ところが画面は「2か月後」となって、「取り決め」ができた。「マイクは机に置かない」「打ち合わせの撮影は許可を求める」「放送前に試写を行う」。それからは、社会科見学の小学生へのレクチャーとか視聴率アップ運動とか働き方改革の指示とかで、あまりおもしろくない。

盛り上がるのは、顔出し不可のインタビューの顔が出てしまった時の騒ぎ。スタッフは2011年の「ぴーかんテレビ」で「怪しいお米、セシウムさん」というダミーのテロップが流れてしまった事件を思い出す。しかし今回は騒ぎも小さく、その映像も長くは続かない。

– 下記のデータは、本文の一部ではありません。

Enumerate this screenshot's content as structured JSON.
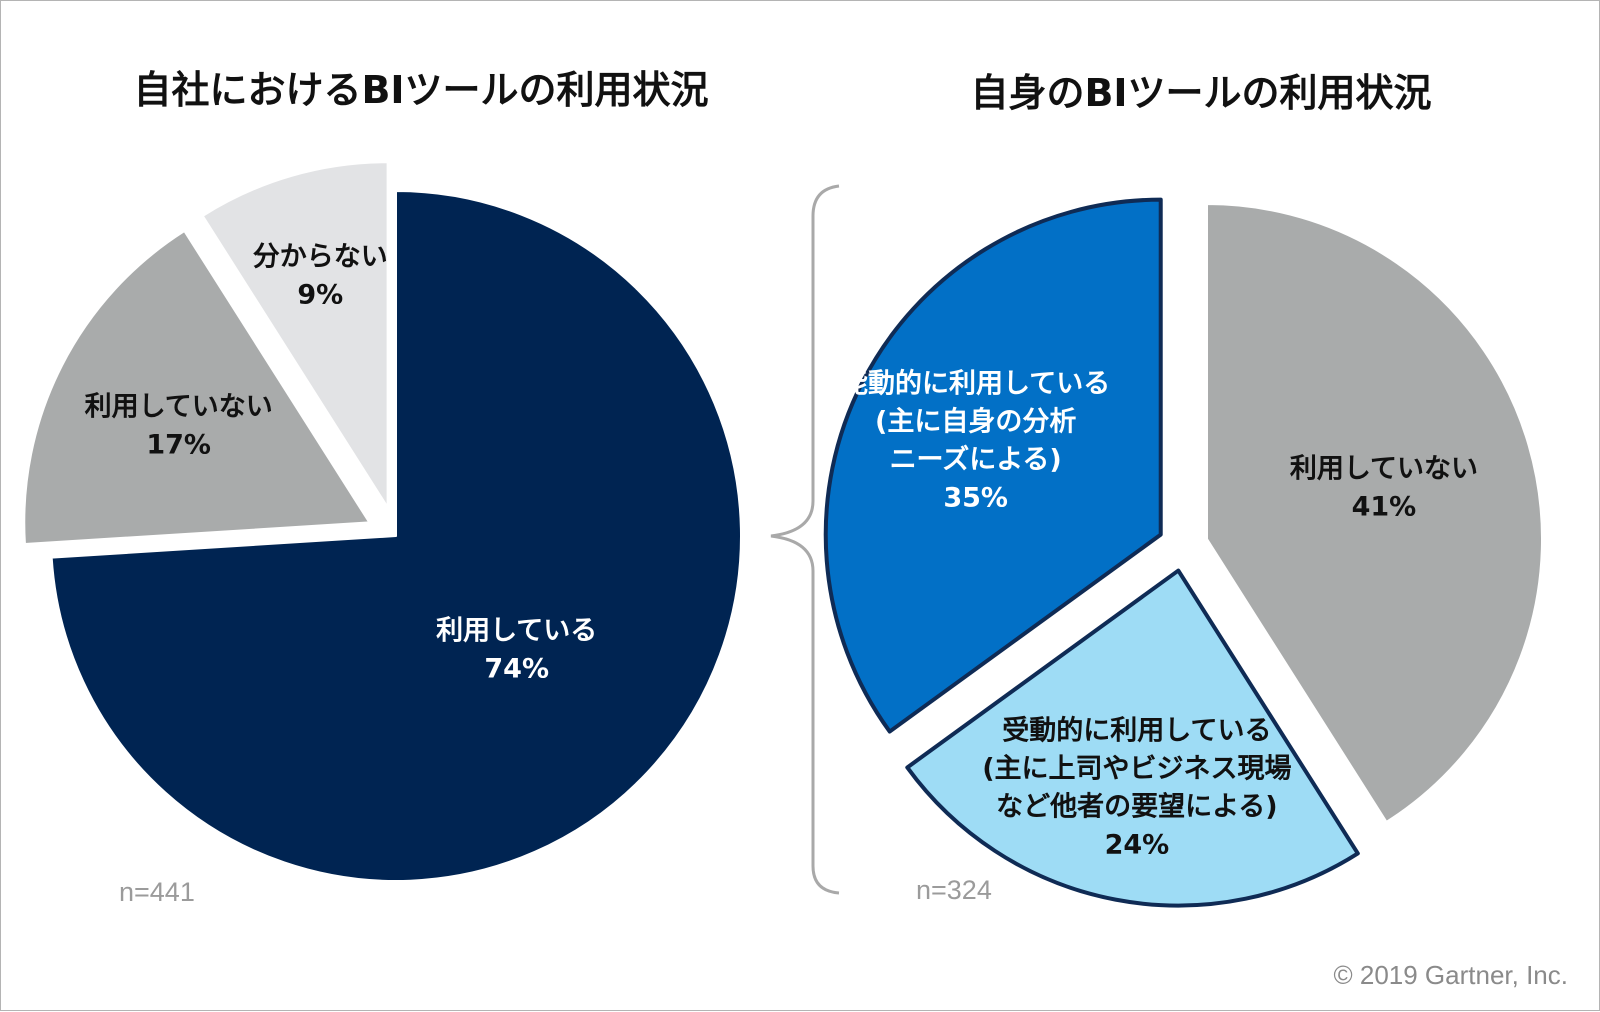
{
  "chart_data": [
    {
      "type": "pie",
      "title": "自社におけるBIツールの利用状況",
      "sample_size": "n=441",
      "slices": [
        {
          "label_lines": [
            "利用している"
          ],
          "value": 74,
          "value_label": "74%",
          "color": "#002452",
          "text_color": "#ffffff",
          "exploded": false
        },
        {
          "label_lines": [
            "利用していない"
          ],
          "value": 17,
          "value_label": "17%",
          "color": "#a9abab",
          "text_color": "#111111",
          "exploded": true
        },
        {
          "label_lines": [
            "分からない"
          ],
          "value": 9,
          "value_label": "9%",
          "color": "#e2e3e5",
          "text_color": "#111111",
          "exploded": true
        }
      ]
    },
    {
      "type": "pie",
      "title": "自身のBIツールの利用状況",
      "sample_size": "n=324",
      "slices": [
        {
          "label_lines": [
            "利用していない"
          ],
          "value": 41,
          "value_label": "41%",
          "color": "#a9abab",
          "text_color": "#111111",
          "exploded": true
        },
        {
          "label_lines": [
            "受動的に利用している",
            "(主に上司やビジネス現場",
            "など他者の要望による)"
          ],
          "value": 24,
          "value_label": "24%",
          "color": "#9edcf5",
          "text_color": "#111111",
          "exploded": true
        },
        {
          "label_lines": [
            "能動的に利用している",
            "(主に自身の分析",
            "ニーズによる)"
          ],
          "value": 35,
          "value_label": "35%",
          "color": "#0270c6",
          "text_color": "#ffffff",
          "exploded": true
        }
      ]
    }
  ],
  "footer": {
    "copyright": "© 2019 Gartner, Inc."
  }
}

映像は次第に3人の「外れ者」が中心となる。1人は「働き方改革」のための増員されて製作会社から来た契約の渡邊さん。いかにもオタクで記者には向いていな感じだが、案の定ヘマばかりして3月末で解雇される。

もう1人はベテランの澤村さん。地元経済紙出身で1年ごとの契約だが、「テロ等準備罪」=「共謀罪」の取材に熱心な社会派記者だ。渡邊さんも彼も独身で、我が道を行く。

3人目はキャスターの福島さん。彼はメインのニュースキャスターとして番組の顔となり、広告でも大きく使われるが視聴率は伸びない。結局、3月に先輩と交代となる。

この映画は3月の渡邊さん、福島さんの退場で何となく終わる。福島さんのその後の活躍も少しは写るが。もっと普通の社員記者たちの話を聞きたかったとは思うが、見終わるとあるテレビ局の停滞感は十分に伝わってくる。昔、新聞社に20年近く務めた私は、かつての見慣れた「報道」の傲慢でいい加減で事なかれ主義の雰囲気を思い出した。

これはぜひ続編が欲しいが、東海テレビでも無理だろうか。